Obszary niewiedzy. Lewicowa krytyka literacka

logo

Jacek Drozda - O problemach z kibicowskim oporem

Dominik Antonowicz, Radosław Kossakowski, Tomasz Szlendak. 2015. Aborygeni i konsumenci: O kibicowskiej wspólnocie, komercjalizacji futbolu i stadionowym apartheidzie. Warszawa: IFiS PAN.
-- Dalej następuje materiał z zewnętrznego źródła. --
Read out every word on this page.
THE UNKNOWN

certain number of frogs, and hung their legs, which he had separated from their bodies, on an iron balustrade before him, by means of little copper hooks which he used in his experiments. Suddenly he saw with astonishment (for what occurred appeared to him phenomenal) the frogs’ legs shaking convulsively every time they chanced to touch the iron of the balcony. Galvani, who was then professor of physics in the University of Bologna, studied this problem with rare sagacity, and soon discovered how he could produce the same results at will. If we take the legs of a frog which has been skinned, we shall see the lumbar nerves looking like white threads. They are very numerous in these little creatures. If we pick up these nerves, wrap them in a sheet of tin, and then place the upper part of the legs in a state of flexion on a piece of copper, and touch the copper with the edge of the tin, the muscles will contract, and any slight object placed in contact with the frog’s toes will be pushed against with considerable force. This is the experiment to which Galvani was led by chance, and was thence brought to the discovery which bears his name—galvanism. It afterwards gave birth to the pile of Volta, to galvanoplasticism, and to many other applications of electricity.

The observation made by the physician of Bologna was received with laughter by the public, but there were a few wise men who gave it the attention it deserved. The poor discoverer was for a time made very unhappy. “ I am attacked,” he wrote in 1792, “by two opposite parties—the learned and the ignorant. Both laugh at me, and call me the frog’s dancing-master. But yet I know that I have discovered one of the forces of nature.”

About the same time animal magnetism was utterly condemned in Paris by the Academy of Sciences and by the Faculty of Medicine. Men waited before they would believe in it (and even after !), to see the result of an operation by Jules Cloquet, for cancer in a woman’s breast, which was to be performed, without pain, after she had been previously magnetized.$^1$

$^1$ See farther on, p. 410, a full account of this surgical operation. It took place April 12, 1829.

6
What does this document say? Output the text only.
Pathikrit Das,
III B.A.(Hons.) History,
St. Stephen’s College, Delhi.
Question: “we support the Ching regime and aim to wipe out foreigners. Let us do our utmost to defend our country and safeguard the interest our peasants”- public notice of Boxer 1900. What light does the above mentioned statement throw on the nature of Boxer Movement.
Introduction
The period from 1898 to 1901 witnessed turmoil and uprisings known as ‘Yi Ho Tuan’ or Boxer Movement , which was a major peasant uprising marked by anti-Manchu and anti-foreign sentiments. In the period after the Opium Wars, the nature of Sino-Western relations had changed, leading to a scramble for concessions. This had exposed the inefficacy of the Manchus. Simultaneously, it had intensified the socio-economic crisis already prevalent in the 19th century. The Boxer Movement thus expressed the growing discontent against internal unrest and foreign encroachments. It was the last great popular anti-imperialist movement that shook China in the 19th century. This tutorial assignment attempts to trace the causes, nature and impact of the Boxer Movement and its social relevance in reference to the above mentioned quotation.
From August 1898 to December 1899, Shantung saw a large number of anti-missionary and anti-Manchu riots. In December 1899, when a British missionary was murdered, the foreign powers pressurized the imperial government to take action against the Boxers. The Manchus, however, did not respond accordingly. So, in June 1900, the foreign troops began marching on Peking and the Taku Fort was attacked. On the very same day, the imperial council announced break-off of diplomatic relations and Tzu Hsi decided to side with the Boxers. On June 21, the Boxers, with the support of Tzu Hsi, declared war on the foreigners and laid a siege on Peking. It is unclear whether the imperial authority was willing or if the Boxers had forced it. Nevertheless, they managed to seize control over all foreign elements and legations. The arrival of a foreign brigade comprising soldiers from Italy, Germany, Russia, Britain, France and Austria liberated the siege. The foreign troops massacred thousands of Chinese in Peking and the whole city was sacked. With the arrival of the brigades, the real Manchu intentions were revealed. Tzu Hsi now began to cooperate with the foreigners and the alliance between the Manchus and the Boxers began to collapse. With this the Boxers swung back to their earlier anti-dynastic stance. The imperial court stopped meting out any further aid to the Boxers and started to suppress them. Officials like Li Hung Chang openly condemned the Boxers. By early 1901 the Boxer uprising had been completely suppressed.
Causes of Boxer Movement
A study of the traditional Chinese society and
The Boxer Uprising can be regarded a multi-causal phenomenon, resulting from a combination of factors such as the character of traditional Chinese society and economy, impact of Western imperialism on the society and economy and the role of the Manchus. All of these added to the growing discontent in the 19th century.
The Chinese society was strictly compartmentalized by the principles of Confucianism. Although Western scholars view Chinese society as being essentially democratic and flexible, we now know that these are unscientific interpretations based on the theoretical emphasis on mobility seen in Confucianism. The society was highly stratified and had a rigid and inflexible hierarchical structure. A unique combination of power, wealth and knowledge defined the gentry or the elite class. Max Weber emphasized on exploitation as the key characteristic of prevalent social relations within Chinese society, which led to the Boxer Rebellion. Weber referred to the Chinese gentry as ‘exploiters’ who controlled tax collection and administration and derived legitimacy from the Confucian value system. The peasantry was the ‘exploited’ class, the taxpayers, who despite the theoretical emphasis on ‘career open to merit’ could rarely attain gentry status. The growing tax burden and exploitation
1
Badania nad kulturowym znaczeniem sportu rozwijane są na świecie przynajmniej od kilkudziesięciu lat, a socjologiczne i antropologiczne zainteresowanie piłką nożną ma dla tej tradycji znaczenie szczególne. Dotychczas nie wyodrębniła się w Polsce spójna orientacja badawcza skupiająca się na odkrywaniu i interpretowaniu złożonego kulturowego kontekstu futbolu. Ostatnie lata przyniosły jednak względny urodzaj literatury naukowej poświęconej temu obszarowi, co związane jest, rzecz jasna, z faktem współorganizowania przez Polskę piłkarskich mistrzostw Europy w 2012 roku. Książka Aborygeni i konsumenci: O kibicowskiej wspólnocie, komercjalizacji futbolu i stadionowym apartheidzie autorstwa Dominika Antonowicza, Radosława Kossakowskiego i Tomasza Szlendaka wpisuje się w ten nurt, ale traktuje o problemach istotnych dla globalnego wymiaru społecznego funkcjonowania futbolu. Choć sens wprowadzania twardych klasyfikacji dyscyplinarnych we współczesnych społecznych badaniach sportu jest wątpliwy, pracę trzech badaczy należałoby określić jako w przeważającej części studium socjologiczne. Przemawiają za tym zarówno teoretyczne odwołania, jak i sposób interpretowania danych zgromadzonych w omawianej publikacji. Najbliższa ogólnemu stanowisku autorów wydaje się być jedna z dwóch głównych tradycji badań nad futbolem ukształtowanych w Wielkiej Brytanii. Jest nią zakorzenione w teorii procesu cywilizacyjnego Norberta Eliasa podejście rozwijane przez tak zwaną „szkołę z Leicester” Dunning 2005). Podkreśla to fakt, że wstęp do książki napisał prawdopodobnie najbardziej znany przedstawiciel tego nurtu Richard Giulianotti. Jego tekst należy traktować raczej jako ogólne omówienie kluczowych problemów podejmowanych przez badaczy futbolu w epoce późnego, globalnego kapitalizmu, czy też turbokapitalizmu – tym terminem, zaczerpniętym od Edwarda Luttwaka (2000) posługują się autorzy – niż wprowadzenie do treści tej konkretnej pracy. Jednak słowo wstępu od uznanego autora fundamentalnie ważnych analiz urynkowienia piłki nożnej, przemian tożsamości kibicowskich i wielu innych zagadnień z pewnością dodaje prestiżu Aborygenom i konsumentom.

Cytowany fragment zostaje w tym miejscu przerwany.